At the current scale, where home services marketplace Urban Company is adding close to 4000-5000 new gig workers (or partners) every month, it spends close to ₹10 to ₹12 crores a month on skilling, Anand Dureja, VP Salon Business at Urban Company told Businessline.
The large part of this money is said to be spent on the training infrastructure that Urban Company has setup. The company has over 150 training centers across 50 cities. There are more than 250 full time trainers with Urban Company and it also hires part-time trainers during seasonal peaks to help achieve the demand.
“When we started, many companies were doing the aggregator business for services model, and we realized that the real winner in the space would be the one who cracks this model of skilling people. The key is to make partners so good that people want to book again and again, instead of just connecting users to a person without any guarantee of whether they will be skilled enough to deliver the service. By 2017-18, we realized that this is the only model which make us differentiated from others,” Dureja added.
Urban Company takes ₹3000 from partners to go through the company’s two month training program. For experienced workers, the training duration is about a week which gives them exposure to various tools that Urban Company partners use and other skills like using Google Maps etc.
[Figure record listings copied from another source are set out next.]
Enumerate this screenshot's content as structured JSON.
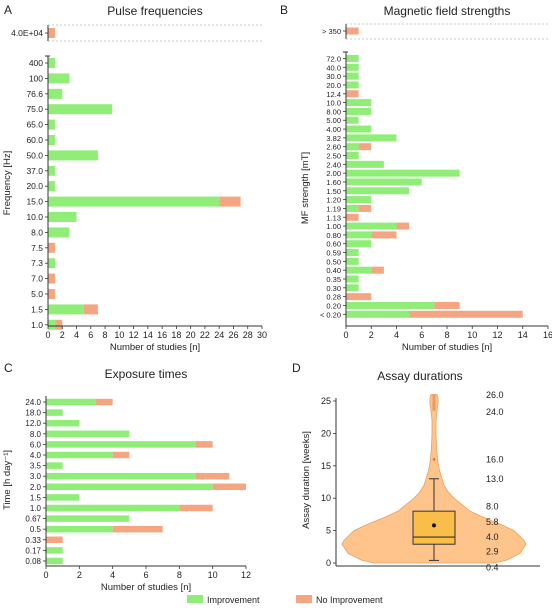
{
  "colors": {
    "improvement": "#90EE78",
    "no_improvement": "#F4A582",
    "violin": "#FFC48C",
    "box": "#F9BE4A"
  },
  "legend": [
    {
      "label": "Improvement",
      "color": "#90EE78"
    },
    {
      "label": "No Improvement",
      "color": "#F4A582"
    }
  ],
  "chart_data": [
    {
      "panel": "A",
      "type": "bar",
      "orientation": "horizontal",
      "stacked": true,
      "title": "Pulse frequencies",
      "xlabel": "Number of studies [n]",
      "ylabel": "Frequency [Hz]",
      "xlim": [
        0,
        30
      ],
      "xticks": [
        0,
        2,
        4,
        6,
        8,
        10,
        12,
        14,
        16,
        18,
        20,
        22,
        24,
        26,
        28,
        30
      ],
      "broken_axis_categories": [
        "4.0E+04"
      ],
      "categories": [
        "4.0E+04",
        "400",
        "100",
        "76.6",
        "75.0",
        "65.0",
        "60.0",
        "50.0",
        "37.0",
        "20.0",
        "15.0",
        "10.0",
        "8.0",
        "7.5",
        "7.3",
        "7.0",
        "5.0",
        "1.5",
        "1.0"
      ],
      "series": [
        {
          "name": "Improvement",
          "values": [
            0,
            1,
            3,
            2,
            9,
            1,
            1,
            7,
            1,
            1,
            24,
            4,
            3,
            0,
            1,
            0,
            0,
            5,
            1
          ]
        },
        {
          "name": "No Improvement",
          "values": [
            1,
            0,
            0,
            0,
            0,
            0,
            0,
            0,
            0,
            0,
            3,
            0,
            0,
            1,
            0,
            1,
            1,
            2,
            1
          ]
        }
      ]
    },
    {
      "panel": "B",
      "type": "bar",
      "orientation": "horizontal",
      "stacked": true,
      "title": "Magnetic field strengths",
      "xlabel": "Number of studies [n]",
      "ylabel": "MF strength [mT]",
      "xlim": [
        0,
        16
      ],
      "xticks": [
        0,
        2,
        4,
        6,
        8,
        10,
        12,
        14,
        16
      ],
      "broken_axis_categories": [
        "> 350"
      ],
      "categories": [
        "> 350",
        "72.0",
        "40.0",
        "30.0",
        "20.0",
        "12.4",
        "10.0",
        "8.00",
        "5.00",
        "4.00",
        "3.82",
        "2.60",
        "2.50",
        "2.40",
        "2.00",
        "1.60",
        "1.50",
        "1.20",
        "1.19",
        "1.13",
        "1.00",
        "0.80",
        "0.60",
        "0.59",
        "0.50",
        "0.40",
        "0.35",
        "0.30",
        "0.28",
        "0.20",
        "< 0.20"
      ],
      "series": [
        {
          "name": "Improvement",
          "values": [
            0,
            1,
            1,
            1,
            1,
            0,
            2,
            2,
            1,
            2,
            4,
            1,
            1,
            3,
            9,
            6,
            5,
            2,
            1,
            0,
            4,
            2,
            2,
            1,
            1,
            2,
            1,
            1,
            0,
            7,
            5
          ]
        },
        {
          "name": "No Improvement",
          "values": [
            1,
            0,
            0,
            0,
            0,
            1,
            0,
            0,
            0,
            0,
            0,
            1,
            0,
            0,
            0,
            0,
            0,
            0,
            1,
            1,
            1,
            2,
            0,
            0,
            0,
            1,
            0,
            0,
            2,
            2,
            9
          ]
        }
      ]
    },
    {
      "panel": "C",
      "type": "bar",
      "orientation": "horizontal",
      "stacked": true,
      "title": "Exposure times",
      "xlabel": "Number of studies [n]",
      "ylabel": "Time [h day⁻¹]",
      "xlim": [
        0,
        12
      ],
      "xticks": [
        0,
        2,
        4,
        6,
        8,
        10,
        12
      ],
      "categories": [
        "24.0",
        "18.0",
        "12.0",
        "8.0",
        "6.0",
        "4.0",
        "3.5",
        "3.0",
        "2.0",
        "1.5",
        "1.0",
        "0.67",
        "0.5",
        "0.33",
        "0.17",
        "0.08"
      ],
      "series": [
        {
          "name": "Improvement",
          "values": [
            3,
            1,
            2,
            5,
            9,
            4,
            1,
            9,
            10,
            2,
            8,
            5,
            4,
            0,
            1,
            1
          ]
        },
        {
          "name": "No Improvement",
          "values": [
            1,
            0,
            0,
            0,
            1,
            1,
            0,
            2,
            2,
            0,
            2,
            0,
            3,
            1,
            0,
            0
          ]
        }
      ]
    },
    {
      "panel": "D",
      "type": "violin",
      "title": "Assay durations",
      "ylabel": "Assay duration [weeks]",
      "ylim": [
        0,
        26
      ],
      "yticks": [
        0,
        5,
        10,
        15,
        20,
        25
      ],
      "stats": {
        "min": 0.4,
        "q1": 2.9,
        "median": 4.0,
        "mean": 5.8,
        "q3": 8.0,
        "whisker_high": 13.0,
        "outlier": 16.0,
        "max": 26.0
      },
      "labels": [
        "26.0",
        "24.0",
        "16.0",
        "13.0",
        "8.0",
        "5.8",
        "4.0",
        "2.9",
        "0.4"
      ]
    }
  ],
  "panels": [
    {
      "letter": "A"
    },
    {
      "letter": "B"
    },
    {
      "letter": "C"
    },
    {
      "letter": "D"
    }
  ]
}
“We charge this money as a check of intent so that they don’t drop out in between. ₹3000 also gets adjusted against the kit that the partners will eventually buy later to start working with Urban Company. So it’s just a just to check on intent and not something that we do to monetize or make money,” said Dureja.
He added that the typical churn in Urban Company partners is between 1 to 2 per cent a month. Further, the partners (gig workers) tend to spend an average of four years with Urban Company.
Last year, Urban Company’s spa and salon partners have orchestrated two worker strikes against the company. First one in October, demanding better payouts and unsafe working condition. Post the first strike in October 2021, Urban Company reduced its commission cap to 25 per cent from earlier 35 per cent along with releasing a 12 point agenda to improve partner earnings.
The second strike in December 2021 raised concerns about a new policy change that the partners believed impacted their earnings. However, this strike resulted in Urban Company filing a court petition against the partners protesting outside its office and asked the police to disperse the protestors.
Since then, Urban Company is said to have spent heavily in communication about policy changes with the partners. Dureja noted that during covid, overall company communication broke down and they were relying more on communication through the app and notifications, etc. Now, they have invested heavily in getting partners back into the offices, training rooms, and setting up sessions.
“We have around 12,000 plus women beauty partners, and we made sure that over the last six months in batches of 30-40, we have had multiple sessions to help them understand why and how certain policies have been changed and how they will impact,” he added.
Talking about the channels of communication available to the partner, Dureja said that there is a 24x7 partner helplines and weekly open office hours at most of Urban Company’s city offices. For instance, if Thursdays are open office hours in a city, category manager is said to be present at the office on that day and partners can walk in and meet the category manager. Urban Company said it also sets up town halls with the category manager every two months, where again partners can either come come to the office or join on Zoom to express any challenges, or opinions.